Lois Cranston Memorial Poetry Prize

Prize: $300 cash prize. Winner and all finalists will receive a one-volume subscription to CALYX Journal and publication on CALYX’s website. Winners will be announced in August.

Dates: March 1 – June 30, 2026, postmarked

Judge: Nicole Cooley

Please submit up to three unpublished poems (six pages maximum). Simultaneous submissions are discouraged. The CALYX editorial collective reads all manuscripts first, then selects 15–20 finalists to send to the final judge.

AI Policy: CALYX has a strict anti-AI policy. Please do not submit any work that has been generated using AI tools (spellcheck and grammar check tools are okay).

For postal submissions:

Please send up to three unpublished poems (six pages maximum), cover letter with name and contact information, SASE (or contact email), and $15 reading fee (checks payable to CALYX, Inc.).

                  Send materials to:

                  CALYX, Inc.

                  Lois Cranston Memorial Poetry Prize

                  PO Box B

                  Corvallis, OR 97339

For online submissions:

Please upload three unpublished poems (six pages maximum) in a single .doc, .docx, .rtf, or .pdx file to our online submission manager or through CALYX’s Submittable account. Reading fee ($15 + $1 PayPal processing fee) is payable with Visa or Mastercard through our secure online payment portal. Do not include name on poems—submissions will be read blind.
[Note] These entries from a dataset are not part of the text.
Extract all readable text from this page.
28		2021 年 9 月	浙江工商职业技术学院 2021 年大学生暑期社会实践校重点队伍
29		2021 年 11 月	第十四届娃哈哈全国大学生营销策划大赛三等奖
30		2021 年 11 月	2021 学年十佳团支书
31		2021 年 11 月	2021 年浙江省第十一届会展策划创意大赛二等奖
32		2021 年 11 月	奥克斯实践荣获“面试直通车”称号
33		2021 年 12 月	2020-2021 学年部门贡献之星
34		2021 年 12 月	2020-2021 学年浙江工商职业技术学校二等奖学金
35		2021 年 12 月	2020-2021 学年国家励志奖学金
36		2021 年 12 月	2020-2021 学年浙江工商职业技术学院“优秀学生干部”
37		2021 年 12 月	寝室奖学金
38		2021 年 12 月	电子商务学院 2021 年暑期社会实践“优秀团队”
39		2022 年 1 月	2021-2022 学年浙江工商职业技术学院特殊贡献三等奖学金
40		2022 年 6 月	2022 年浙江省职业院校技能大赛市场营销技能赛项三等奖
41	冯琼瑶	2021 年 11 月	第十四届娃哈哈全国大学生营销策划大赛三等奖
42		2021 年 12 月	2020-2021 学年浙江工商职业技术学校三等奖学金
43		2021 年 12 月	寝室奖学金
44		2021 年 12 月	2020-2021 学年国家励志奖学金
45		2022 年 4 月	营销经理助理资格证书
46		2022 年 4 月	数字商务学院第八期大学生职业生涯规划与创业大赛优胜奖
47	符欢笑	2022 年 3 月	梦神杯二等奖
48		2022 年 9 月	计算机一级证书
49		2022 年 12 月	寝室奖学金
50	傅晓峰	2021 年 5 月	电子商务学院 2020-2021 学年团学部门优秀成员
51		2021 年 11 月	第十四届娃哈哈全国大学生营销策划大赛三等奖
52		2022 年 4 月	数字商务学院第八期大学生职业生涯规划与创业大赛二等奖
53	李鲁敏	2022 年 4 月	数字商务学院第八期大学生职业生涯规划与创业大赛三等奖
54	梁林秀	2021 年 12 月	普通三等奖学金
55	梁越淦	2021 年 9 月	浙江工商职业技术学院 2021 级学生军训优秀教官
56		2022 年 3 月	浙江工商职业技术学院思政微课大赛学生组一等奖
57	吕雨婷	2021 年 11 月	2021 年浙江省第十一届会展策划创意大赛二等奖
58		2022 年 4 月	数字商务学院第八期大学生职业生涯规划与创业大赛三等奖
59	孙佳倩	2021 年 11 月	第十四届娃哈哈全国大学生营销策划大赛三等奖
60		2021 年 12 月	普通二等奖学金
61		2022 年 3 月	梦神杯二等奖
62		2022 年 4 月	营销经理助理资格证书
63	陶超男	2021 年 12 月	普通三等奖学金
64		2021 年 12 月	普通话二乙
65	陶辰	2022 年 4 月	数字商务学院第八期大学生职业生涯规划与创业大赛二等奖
Nicole Cooley grew up in New Orleans and is the author of seven books of poems, most recently MOTHER WATER ASH (LSU Press 2024) and the forthcoming TRASH (Alice James Books 2027).  Her awards include The Walt Whitman Award from the Academy of American Poets, the Emily Dickinson Award from the Poetry Society of America, and a NJ Council for the Arts Poetry Fellowship. She teaches in the MFA program in creative writing and literary translation at Queens College, City University of New York.

About the Contest

Lois Cranston was an editor for CALYX Journal for more than ten years. Her remarkable life experiences and knowledge of literature enriched the editorial collective and the journal issues she helped edit. In its twenty-first year, this poetry prize in her name honors the memory of her commitment to the creative work of women from all walks of life.